VoxEU Column Development Health Economics

Longevity and investment in human capital: Lessons from today's developed countries

The World Health Organisation recently argued that improving the longevity of the poor is not only an end in itself but also a means to achieving economic development. This column presents contrary evidence from the history of the US.

Conventional wisdom suggests that an increase in life expectancy raises the time period over which investments in schooling can be amortised, thus raising schooling. Figure 1 shows the positive correlation between life expectancy at age 5 and average years of schooling for American men born between 1840 and 1970.

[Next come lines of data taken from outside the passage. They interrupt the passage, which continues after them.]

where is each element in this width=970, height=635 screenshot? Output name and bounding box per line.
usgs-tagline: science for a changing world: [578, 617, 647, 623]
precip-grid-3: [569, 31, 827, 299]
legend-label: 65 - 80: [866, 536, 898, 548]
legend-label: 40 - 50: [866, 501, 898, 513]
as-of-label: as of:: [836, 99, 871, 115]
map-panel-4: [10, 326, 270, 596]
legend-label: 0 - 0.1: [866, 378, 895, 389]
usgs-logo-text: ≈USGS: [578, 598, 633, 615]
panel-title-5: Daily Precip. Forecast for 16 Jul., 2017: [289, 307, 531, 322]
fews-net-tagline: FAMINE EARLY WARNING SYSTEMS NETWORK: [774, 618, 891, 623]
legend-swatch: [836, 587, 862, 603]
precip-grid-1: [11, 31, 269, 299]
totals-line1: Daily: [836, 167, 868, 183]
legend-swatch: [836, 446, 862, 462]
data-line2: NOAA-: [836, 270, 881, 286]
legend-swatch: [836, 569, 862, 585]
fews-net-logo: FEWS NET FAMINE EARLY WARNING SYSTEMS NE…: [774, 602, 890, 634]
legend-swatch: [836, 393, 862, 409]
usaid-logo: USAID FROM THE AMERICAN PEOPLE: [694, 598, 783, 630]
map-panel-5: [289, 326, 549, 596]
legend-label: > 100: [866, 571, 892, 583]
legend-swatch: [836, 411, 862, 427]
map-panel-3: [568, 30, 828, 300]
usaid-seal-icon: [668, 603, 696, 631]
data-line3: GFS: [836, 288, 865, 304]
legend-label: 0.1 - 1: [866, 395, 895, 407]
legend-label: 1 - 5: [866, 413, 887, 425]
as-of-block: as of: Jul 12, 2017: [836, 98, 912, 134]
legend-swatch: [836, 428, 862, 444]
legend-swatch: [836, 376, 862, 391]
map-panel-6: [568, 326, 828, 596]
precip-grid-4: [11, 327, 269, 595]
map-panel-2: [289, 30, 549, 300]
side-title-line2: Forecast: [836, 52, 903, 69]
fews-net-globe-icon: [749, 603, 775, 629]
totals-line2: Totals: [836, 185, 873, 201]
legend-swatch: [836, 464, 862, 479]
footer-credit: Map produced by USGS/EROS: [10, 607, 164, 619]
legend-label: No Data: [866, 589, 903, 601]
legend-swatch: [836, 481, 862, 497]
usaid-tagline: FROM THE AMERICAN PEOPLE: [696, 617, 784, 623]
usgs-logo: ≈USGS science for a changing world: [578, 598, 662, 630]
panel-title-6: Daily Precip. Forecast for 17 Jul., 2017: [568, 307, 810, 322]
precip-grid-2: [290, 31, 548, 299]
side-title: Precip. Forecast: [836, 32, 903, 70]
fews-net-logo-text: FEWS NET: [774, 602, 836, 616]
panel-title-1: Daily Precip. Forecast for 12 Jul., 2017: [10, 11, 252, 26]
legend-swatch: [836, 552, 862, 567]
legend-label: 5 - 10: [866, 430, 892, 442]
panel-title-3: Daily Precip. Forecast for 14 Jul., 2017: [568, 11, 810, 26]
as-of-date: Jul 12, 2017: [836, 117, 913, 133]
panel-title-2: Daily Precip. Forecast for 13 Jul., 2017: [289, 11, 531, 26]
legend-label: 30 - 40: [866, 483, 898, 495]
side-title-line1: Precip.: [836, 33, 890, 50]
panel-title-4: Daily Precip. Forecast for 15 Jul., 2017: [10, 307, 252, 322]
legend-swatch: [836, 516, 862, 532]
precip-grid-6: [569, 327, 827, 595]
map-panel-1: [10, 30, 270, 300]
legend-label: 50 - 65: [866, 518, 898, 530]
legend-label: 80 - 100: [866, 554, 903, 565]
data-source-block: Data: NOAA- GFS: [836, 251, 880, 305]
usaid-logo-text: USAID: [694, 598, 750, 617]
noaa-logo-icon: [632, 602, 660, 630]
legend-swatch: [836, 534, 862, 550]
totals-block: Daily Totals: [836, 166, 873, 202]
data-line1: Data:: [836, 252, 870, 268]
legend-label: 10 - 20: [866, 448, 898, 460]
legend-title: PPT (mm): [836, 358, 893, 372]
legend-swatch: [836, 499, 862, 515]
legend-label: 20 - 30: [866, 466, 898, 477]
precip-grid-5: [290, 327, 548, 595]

Figure 1. Life expectancy and educational attainment

Recently, this view has been also expressed by the World Health Organisation's Commission on Macroeconomics and Health (2001), suggesting that while improving the health and longevity of the poor is an end in itself, it is also a means to achieving economic development. In its 2001 report, the commission states:

“The gains in growth of per capita income as a result of improved health are impressive, but tell only a part of the story. Even if per capita economic growth were unaffected by health, there would still be important gains in economic well-being from increased longevity. [. . . ] Longer-lived households will tend to invest a higher fraction of their incomes in education and financial saving, because their longer time horizon allows them more years to reap the benefits of such investments” (p. 25).

The experience of today's developed economies

Is the correlation showed in Figure 1 more than just a correlation? Did the increase in life expectancy play a major role in the rise in schooling? Many scholars have argued that the gains in life expectancy were the causes for the rise in schooling that took place during the 19th and 20th centuries in today's developed economies (see, for example, Galor and Weil (1999), Soares (2005) among others. In a recent work (Hazan 2006), I argue that the conventional wisdom expressed above implies that time for utilising human capital in the labour market was scarce and that as this constraint was relaxed, it caused a rise in schooling. In other words, the incentive to invest in human capital would increase only if individuals are expected to increase the utilisation of their human capital in the labour market in response to an increase in life expectancy. Figure 2 shows average years of schooling (as in Figure 1) along with the utilisation of human capital in the labour market, measured by the expected total working hours over the lifetime. As can be clearly seen from the figure, it turns out that despite the gains in life expectancy, lifetime labour supply declined dramatically across cohorts.1

This finding suggests that the correlation presented in Figure 1 is merely a correlation, and that gains in longevity had no effect on the rise in schooling during the 19th and 20th centuries.

Figure 2. Educational attainment and lifetime labour supply, US males 1840 - 1970

Lessons for the developing world

The experience of developed countries suggests that the view expressed by the World Health Organization's Commission on Macroeconomics and Health (2001) may be too optimistic. During the development process of today's developed world, economic growth and life expectancy were positively correlated, but the gains in longevity were probably only a by-product of the growth process, not their cause. While the experience of the developing countries may differ from that of the developed ones, my findings downplay the optimistic view expressed by the WHO.


Galor, O. and D.N. Weil (1999): “From Malthusian Stagnation to Modern Growth,” American Economic Review, 89(2), 150–154.

Hazan, M. (2006): “Longevity and Lifetime Labor Input: Data and Implications,” CEPR Discussion Paper 5963.

Soares, R. R. (2005): “Mortality Reductions, Educational Attainment, and Fertility Choice,” American Economic Review, 95(3), 580–601.

World Health Organization (2001): “Macroeconomics and Health: Investing in Health for Economic Development,” Report of the Commission on Macroeconomics and Health, Geneva.


1 In Hazan (2006) I show evidence, suggesting that the decline in lifetime labour supply is a robust feature of the process of development and not a peculiar phenomenon of the U.S.